Uploading a test file is good suggestion, thanks.

eta: For some reason the transfer has failed twice at ~117MB.

Command line ftp programs require you to set bin or ascii, but more recent ones seem to be able to figure it out by themselves.
If the application requires it, definitely use bin for zip files or graphics files. I’ve sometimes transferred ascii files using binary, and it works okay.

I think the ASCII or Unicode might apply to the filenames, not the file contents. If you have a file named with non-English characters you might need to use Unicode.

Use Filezilla and set the encoding to auto.
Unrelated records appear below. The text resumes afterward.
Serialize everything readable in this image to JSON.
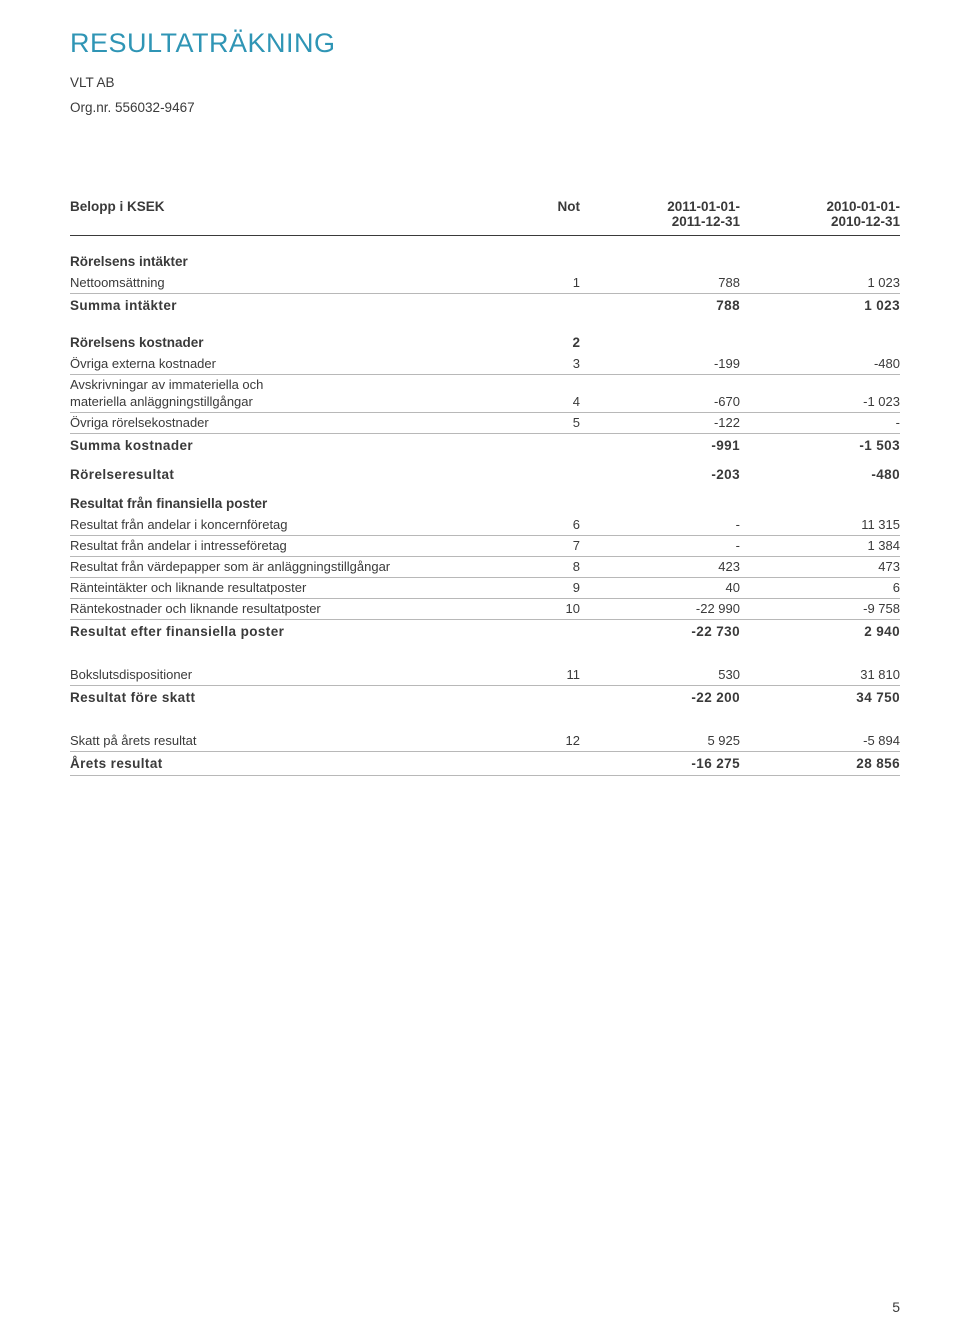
{
  "title": "RESULTATRÄKNING",
  "company": "VLT AB",
  "orgnr": "Org.nr. 556032-9467",
  "page_number": "5",
  "header": {
    "col_label": "Belopp i KSEK",
    "col_not": "Not",
    "col_p1_top": "2011-01-01-",
    "col_p1_bot": "2011-12-31",
    "col_p2_top": "2010-01-01-",
    "col_p2_bot": "2010-12-31"
  },
  "s1": {
    "heading": "Rörelsens intäkter",
    "r1": {
      "label": "Nettoomsättning",
      "not": "1",
      "v1": "788",
      "v2": "1 023"
    },
    "sum": {
      "label": "Summa intäkter",
      "v1": "788",
      "v2": "1 023"
    }
  },
  "s2": {
    "heading": "Rörelsens kostnader",
    "heading_not": "2",
    "r1": {
      "label": "Övriga externa kostnader",
      "not": "3",
      "v1": "-199",
      "v2": "-480"
    },
    "r2a": {
      "label": "Avskrivningar av immateriella och"
    },
    "r2b": {
      "label": "materiella anläggningstillgångar",
      "not": "4",
      "v1": "-670",
      "v2": "-1 023"
    },
    "r3": {
      "label": "Övriga rörelsekostnader",
      "not": "5",
      "v1": "-122",
      "v2": "-"
    },
    "sum": {
      "label": "Summa kostnader",
      "v1": "-991",
      "v2": "-1 503"
    }
  },
  "mid1": {
    "label": "Rörelseresultat",
    "v1": "-203",
    "v2": "-480"
  },
  "s3": {
    "heading": "Resultat från finansiella poster",
    "r1": {
      "label": "Resultat från andelar i koncernföretag",
      "not": "6",
      "v1": "-",
      "v2": "11 315"
    },
    "r2": {
      "label": "Resultat från andelar i intresseföretag",
      "not": "7",
      "v1": "-",
      "v2": "1 384"
    },
    "r3": {
      "label": "Resultat från värdepapper som är anläggningstillgångar",
      "not": "8",
      "v1": "423",
      "v2": "473"
    },
    "r4": {
      "label": "Ränteintäkter och liknande resultatposter",
      "not": "9",
      "v1": "40",
      "v2": "6"
    },
    "r5": {
      "label": "Räntekostnader och liknande resultatposter",
      "not": "10",
      "v1": "-22 990",
      "v2": "-9 758"
    },
    "sum": {
      "label": "Resultat efter finansiella poster",
      "v1": "-22 730",
      "v2": "2 940"
    }
  },
  "s4": {
    "r1": {
      "label": "Bokslutsdispositioner",
      "not": "11",
      "v1": "530",
      "v2": "31 810"
    },
    "sum": {
      "label": "Resultat före skatt",
      "v1": "-22 200",
      "v2": "34 750"
    }
  },
  "s5": {
    "r1": {
      "label": "Skatt på årets resultat",
      "not": "12",
      "v1": "5 925",
      "v2": "-5 894"
    },
    "sum": {
      "label": "Årets resultat",
      "v1": "-16 275",
      "v2": "28 856"
    }
  }
}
Well, ASCII strongly implies that the transmission will not be eight-bit clean. This is not what you want for a compressed file, unless you’ve encoded it with something like base64 before transmitting.

This is simply wrong. First, Unicode is up to requiring 32 bits now, and, second, there are ways to encode Unicode that aren’t based around 16-bit values at all (UTF-8, one of the most common ones, is an example).
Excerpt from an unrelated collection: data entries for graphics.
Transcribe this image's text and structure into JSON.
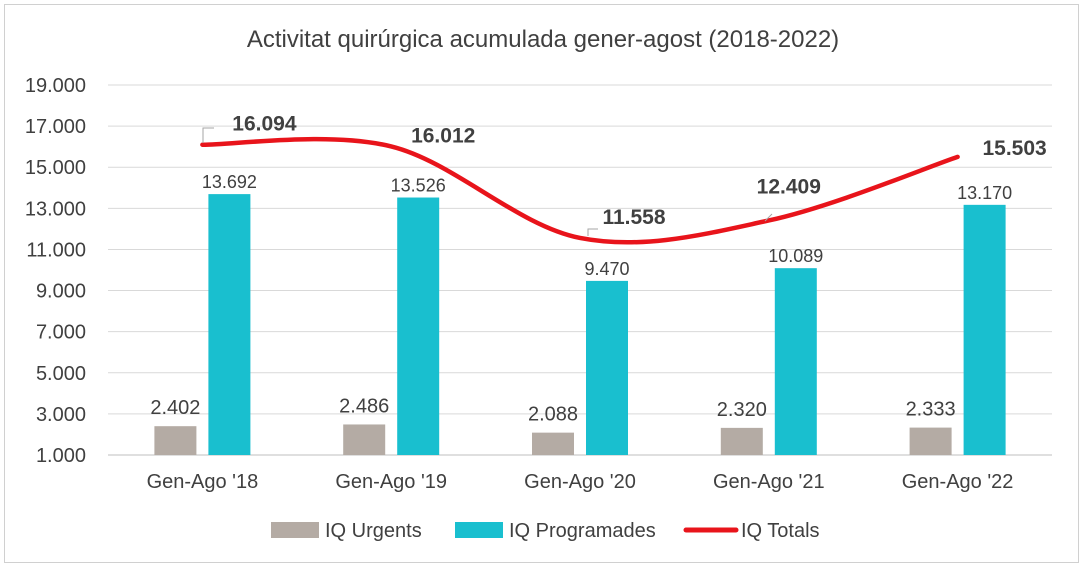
{
  "chart_data": {
    "type": "bar",
    "title": "Activitat quirúrgica acumulada gener-agost (2018-2022)",
    "categories": [
      "Gen-Ago '18",
      "Gen-Ago '19",
      "Gen-Ago '20",
      "Gen-Ago '21",
      "Gen-Ago '22"
    ],
    "series": [
      {
        "name": "IQ Urgents",
        "type": "bar",
        "color": "#b4aba4",
        "values": [
          2402,
          2486,
          2088,
          2320,
          2333
        ],
        "labels": [
          "2.402",
          "2.486",
          "2.088",
          "2.320",
          "2.333"
        ]
      },
      {
        "name": "IQ Programades",
        "type": "bar",
        "color": "#19bfcf",
        "values": [
          13692,
          13526,
          9470,
          10089,
          13170
        ],
        "labels": [
          "13.692",
          "13.526",
          "9.470",
          "10.089",
          "13.170"
        ]
      },
      {
        "name": "IQ Totals",
        "type": "line",
        "smooth": true,
        "color": "#e8141b",
        "values": [
          16094,
          16012,
          11558,
          12409,
          15503
        ],
        "labels": [
          "16.094",
          "16.012",
          "11.558",
          "12.409",
          "15.503"
        ]
      }
    ],
    "ylim": [
      1000,
      19000
    ],
    "yticks": [
      1000,
      3000,
      5000,
      7000,
      9000,
      11000,
      13000,
      15000,
      17000,
      19000
    ],
    "ytick_labels": [
      "1.000",
      "3.000",
      "5.000",
      "7.000",
      "9.000",
      "11.000",
      "13.000",
      "15.000",
      "17.000",
      "19.000"
    ],
    "grid": true,
    "legend_position": "bottom"
  }
}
I guess I’m way behind on Unicode. Either way Unicode shouldn’t have anything to do with a file being FTP’d as binary, agreed?

Use the BIN command to transfer in binary mode. Always.
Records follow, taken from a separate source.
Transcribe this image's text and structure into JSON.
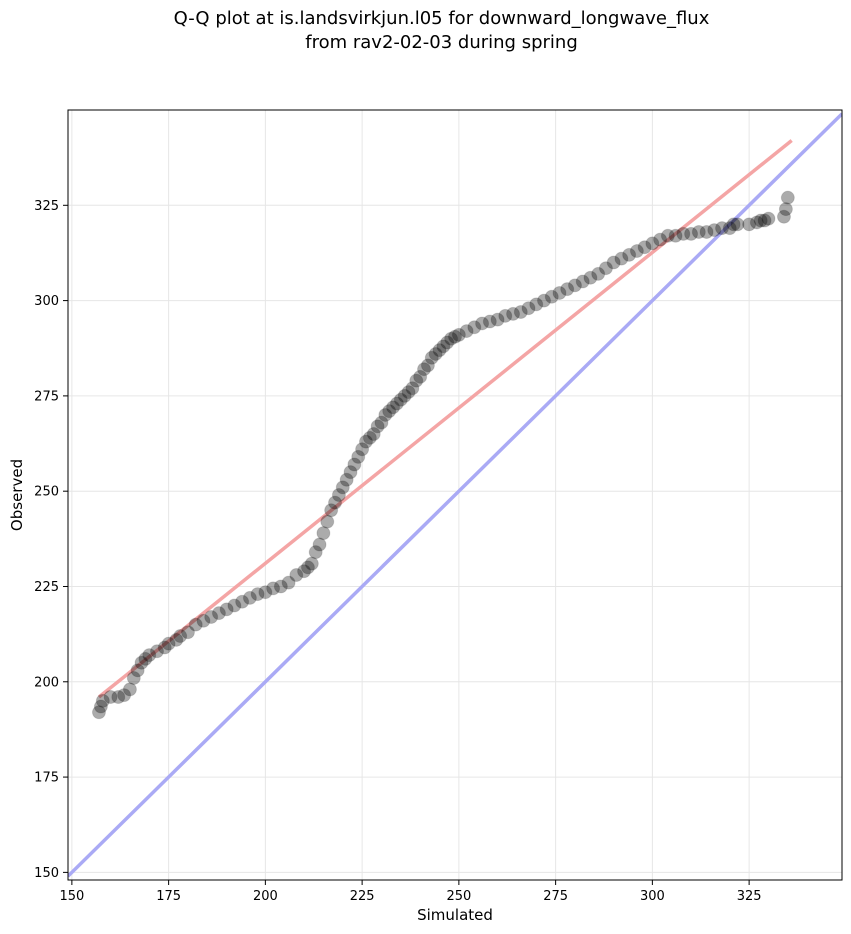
{
  "chart_data": {
    "type": "scatter",
    "title": "Q-Q plot at is.landsvirkjun.l05 for downward_longwave_flux",
    "subtitle": "from rav2-02-03 during spring",
    "xlabel": "Simulated",
    "ylabel": "Observed",
    "xlim": [
      149,
      349
    ],
    "ylim": [
      148,
      350
    ],
    "xticks": [
      150,
      175,
      200,
      225,
      250,
      275,
      300,
      325
    ],
    "yticks": [
      150,
      175,
      200,
      225,
      250,
      275,
      300,
      325
    ],
    "grid": true,
    "series": [
      {
        "kind": "qq_points",
        "color": "#000000",
        "x": [
          157,
          157.5,
          158,
          160,
          162,
          163.5,
          165,
          166,
          167,
          168,
          169,
          170,
          172,
          174,
          175,
          177,
          178,
          180,
          182,
          184,
          186,
          188,
          190,
          192,
          194,
          196,
          198,
          200,
          202,
          204,
          206,
          208,
          210,
          211,
          212,
          213,
          214,
          215,
          216,
          217,
          218,
          219,
          220,
          221,
          222,
          223,
          224,
          225,
          226,
          227,
          228,
          229,
          230,
          231,
          232,
          233,
          234,
          235,
          236,
          237,
          238,
          239,
          240,
          241,
          242,
          243,
          244,
          245,
          246,
          247,
          248,
          249,
          250,
          252,
          254,
          256,
          258,
          260,
          262,
          264,
          266,
          268,
          270,
          272,
          274,
          276,
          278,
          280,
          282,
          284,
          286,
          288,
          290,
          292,
          294,
          296,
          298,
          300,
          302,
          304,
          306,
          308,
          310,
          312,
          314,
          316,
          318,
          320,
          321,
          322,
          325,
          327,
          328,
          329,
          330,
          334,
          334.5,
          335
        ],
        "y": [
          192,
          193.5,
          195,
          196,
          196,
          196.5,
          198,
          201,
          203,
          205,
          206,
          207,
          208,
          209,
          210,
          211,
          212,
          213,
          215,
          216,
          217,
          218,
          219,
          220,
          221,
          222,
          223,
          223.5,
          224.5,
          225,
          226,
          228,
          229,
          230,
          231,
          234,
          236,
          239,
          242,
          245,
          247,
          249,
          251,
          253,
          255,
          257,
          259,
          261,
          263,
          264,
          265,
          267,
          268,
          270,
          271,
          272,
          273,
          274,
          275,
          276,
          277,
          279,
          280,
          282,
          283,
          285,
          286,
          287,
          288,
          289,
          290,
          290.5,
          291,
          292,
          293,
          294,
          294.5,
          295,
          296,
          296.5,
          297,
          298,
          299,
          300,
          301,
          302,
          303,
          304,
          305,
          306,
          307,
          308.5,
          310,
          311,
          312,
          313,
          314,
          315,
          316,
          317,
          317,
          317.5,
          317.5,
          318,
          318,
          318.5,
          319,
          319,
          320,
          320,
          320,
          320.5,
          321,
          321,
          321.5,
          322,
          324,
          327
        ]
      },
      {
        "kind": "fit_line",
        "color": "#f4a5a5",
        "x": [
          157,
          336
        ],
        "y": [
          196,
          342
        ]
      },
      {
        "kind": "identity_line",
        "color": "#aaaaf5",
        "x": [
          149,
          349
        ],
        "y": [
          149,
          349
        ]
      }
    ]
  }
}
The original ASCII code is 7-bit, and IIRC the 8th bit is used at the system discretion for parity checking or what-not. I think the FTP option to use ASCII allows ASCII text to be transmitted properly between two systems that use that 8th bit differently. The binary option preserves the bits exactly. I don’t know if there are any systems that still use 7-bit ASCII or whether this whole thing is now an obsolete issue, but is it vaguely possible that transmitting ASCII data using the binary option could cause problems.

I don’t know if I fully understand either you or FTP: If ASCII is eight-bit unclean (that is, the high bit is always cleared) then most Unicode encodings will be fatally mangled by being sent that way, with the exceptions of UTF-7 and the subset of UTF-8 that is ASCII-compatible. If ASCII means CR will be translated to CRLF or vice-versa, then UTF-8 will always make it through fine but many others may be fatally mangled.

I don’t know which interpretation is common in FTP-land; I always FTP in binary mode, myself.

“Binary” mode FTP is for anything that is not ASCII. ASCII has 7-bit characters, typically arranged in 8-bit bytes with the MSB set to zero.

The reason for this mode is because FTP is a fantastically shitty protocol. Somebody decided that it would be a good idea for FTP to look inside what it was transferring and tweak newlines when going between systems that use different newline conventions. (CRLF vs. just LF, for example.) Obviously, you don’t want to do this if you’ve got some non-text data where the byte that happens to correspond to CR should not be changed.

Unicode is not an encoding. Unicode is just a bigass list of numbers and characters associated with those numbers. A Unicode file might be encoded in UTF-8 or UTF-16 or other less common encodings. In all cases, they should be treated as binary files.

This, along with dumb ideas like separate TCP streams for data and control, are why FTP is lousy. SCP or even HTTP is much nicer if it’s available.